Solution of passage 1
Keywords: Kryptos, Palimpsest
BETWEEN SUBTLE SHADING AND THE ABSENCE OF LIGHT LIES THE NUANCE OF IQLUSION
Solution of passage 2
Keywords: Kryptos, Abscissa
IT WAS TOTALLY INVISIBLE HOWS THAT POSSIBLE ? THEY USED THE EARTHS MAGNETIC FIELD X THE INFORMATION WAS GATHERED AND TRANSMITTED UNDERGRUUND TO AN UNKNOWN LOCATION X DOES LANGLEY KNOW ABOUT THIS ? THEY SHOULD ITS BURIED OUT THERE SOMEWHERE X WHO KNOWS THE EXACT LOCATION ? ONLY WW THIS WAS HIS LAST MESSAGE X THIRTY EIGHT DEGREES FIFTY SEVEN MINUTES SIX POINT FIVE SECONDS NORTH SEVENTY SEVEN DEGREES EIGHT MINUTES FORTY FOUR SECONDS WEST X LAYER TWO
On April 19, 2006, Sanborn contacted an online community dedicated to the Kryptos puzzle to inform them that the accepted solution to part 2 was incorrect. He said that he made an error in the sculpture by omitting an "X" used to separate sentences, for aesthetic reasons, and that the deciphered text that ended "...FOUR SECONDS WEST ID BY ROWS" should actually be "...FOUR SECONDS WEST X LAYER TWO".[15]
Note: The coordinates mentioned in the plaintext: 38°57′6.5″N 77°8′44″W are for a point that is approximately 150 feet southeast of the sculpture.[1]
Solution of passage 3
SLOWLY DESPARATLY SLOWLY THE REMAINS OF PASSAGE DEBRIS THAT ENCUMBERED THE LOWER PART OF THE DOORWAY WAS REMOVED WITH TREMBLING HANDS I MADE A TINY BREACH IN THE UPPER LEFT HAND CORNER AND THEN WIDENING THE HOLE A LITTLE I INSERTED THE CANDLE AND PEERED IN THE HOT AIR ESCAPING FROM THE CHAMBER CAUSED THE FLAME TO FLICKER BUT PRESENTLY DETAILS OF THE ROOM WITHIN EMERGED FROM THE MIST X CAN YOU SEE ANYTHING Q ?

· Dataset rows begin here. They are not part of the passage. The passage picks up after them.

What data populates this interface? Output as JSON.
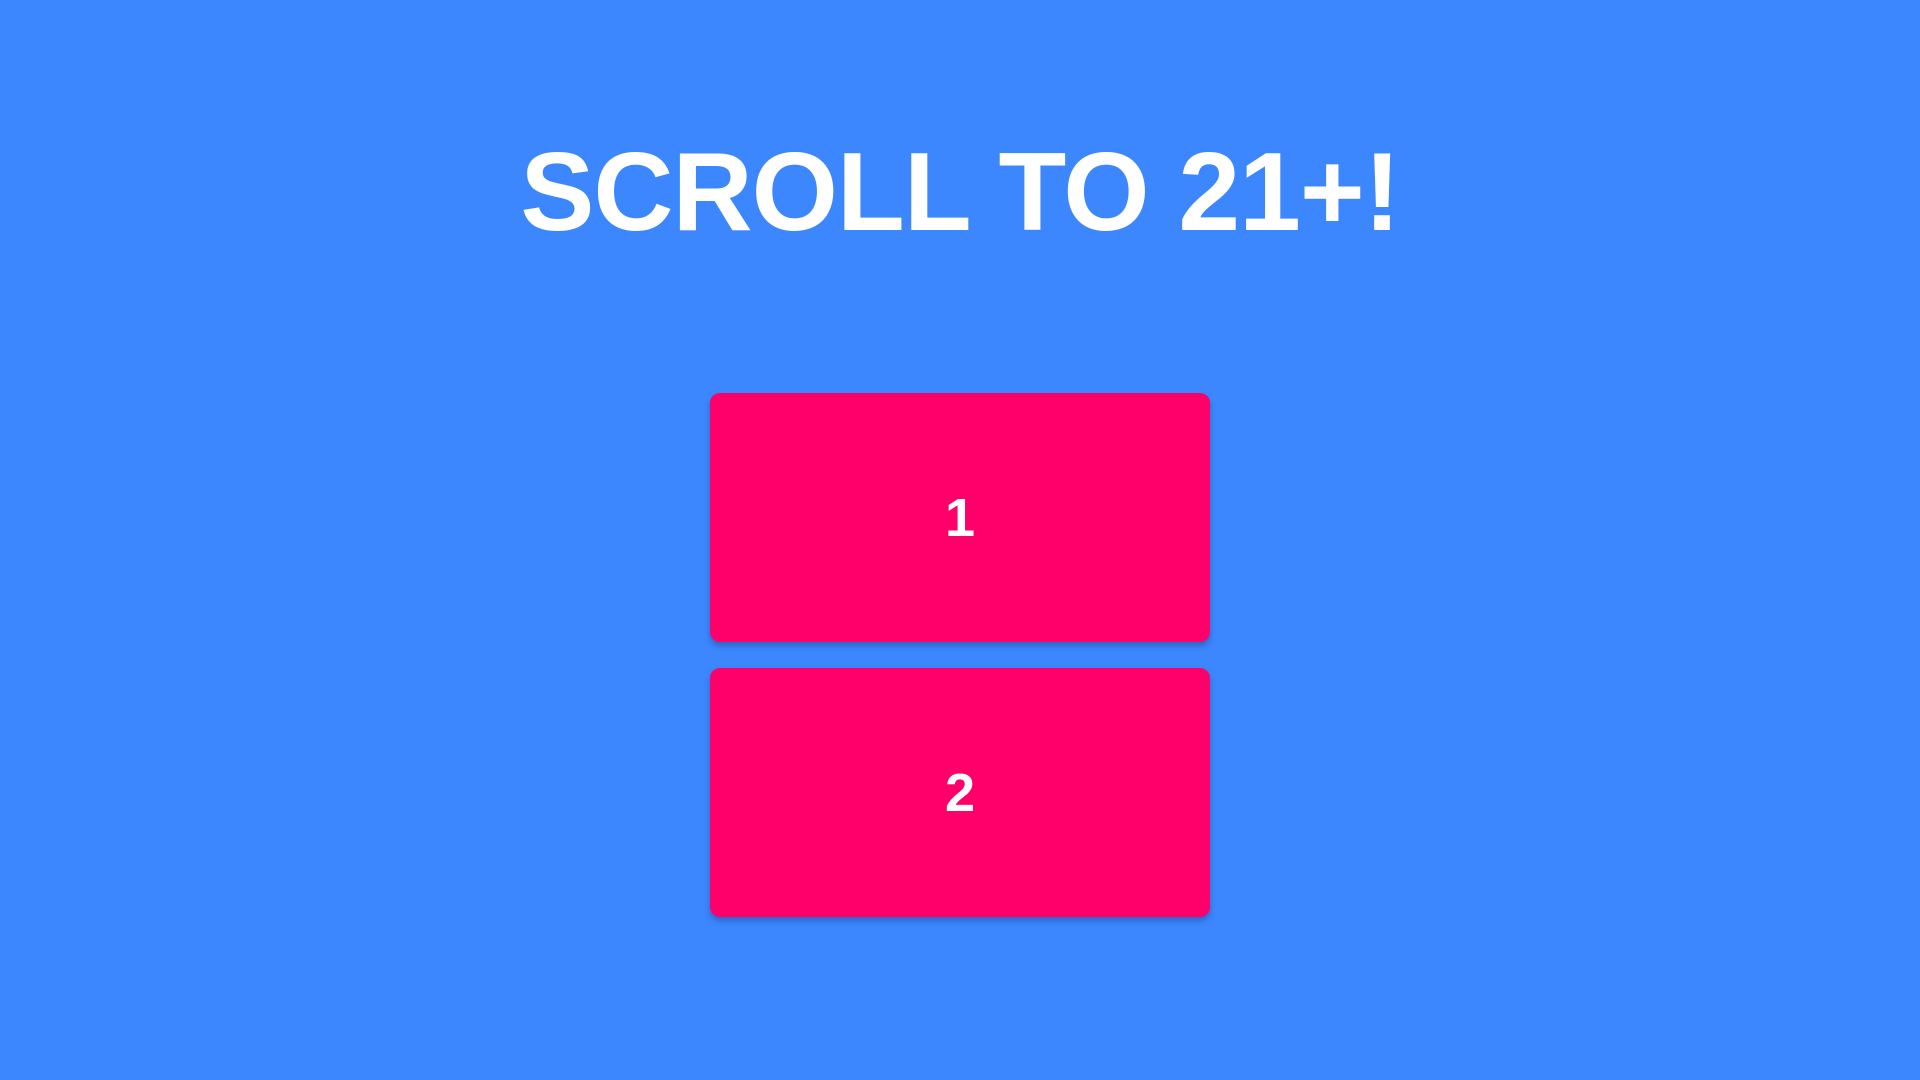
{
  "title": "SCROLL TO 21+!",
  "cards": [
    {
      "label": "1"
    },
    {
      "label": "2"
    }
  ],
  "colors": {
    "background": "#3c87fe",
    "card": "#ff006a",
    "text": "#ffffff"
  }
}
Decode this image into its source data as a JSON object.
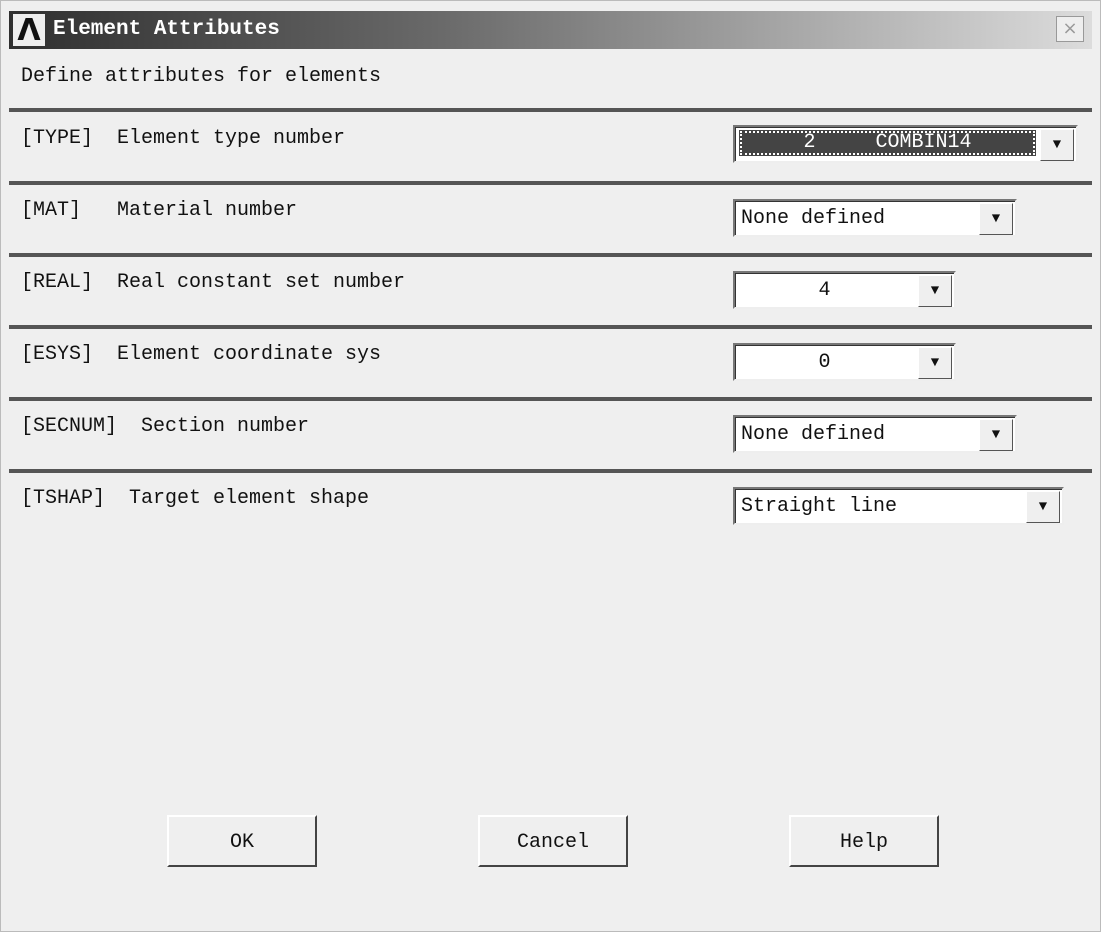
{
  "window": {
    "title": "Element Attributes",
    "logo": "ansys-logo",
    "close_icon": "close-icon"
  },
  "subtitle": "Define attributes for elements",
  "fields": [
    {
      "label": "[TYPE]  Element type number",
      "value": "2     COMBIN14"
    },
    {
      "label": "[MAT]   Material number",
      "value": "None defined"
    },
    {
      "label": "[REAL]  Real constant set number",
      "value": "4"
    },
    {
      "label": "[ESYS]  Element coordinate sys",
      "value": "0"
    },
    {
      "label": "[SECNUM]  Section number",
      "value": "None defined"
    },
    {
      "label": "[TSHAP]  Target element shape",
      "value": "Straight line"
    }
  ],
  "buttons": {
    "ok": "OK",
    "cancel": "Cancel",
    "help": "Help"
  }
}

This is a paraphrased quotation from Howard Carter's account of the opening of the tomb of Tutankhamun on November 26, 1922, as described in his 1923 book The Tomb of Tutankhamun. The question with which it ends is that posed by Lord Carnarvon, to which Carter (in the book) famously replied "wonderful things". In the November 26, 1922 field notes, however, his reply was, "Yes, it is wonderful.".[16]
Solution of passage 4
Part 4 has not been publicly solved as of yet.
Clues given
When commenting in 2006 about his error in section 2, Sanborn said that the answers to the first three sections contain clues to the fourth section.[17] In November 2010, Sanborn released a clue, publicly stating that "NYPVTT", the 64th-69th letters in part four, become "BERLIN" after decryption.[18][19] Sanborn gave The New York Times another clue in November 2014: the letters "MZFPK", the 70th-74th letters in part four, become "CLOCK" after decryption.[20] This may be a direct reference to the Berlin Clock. Sanborn further stated that in order to solve section 4, "You'd better delve into that particular clock," but added, "There are several really interesting clocks in Berlin."[21]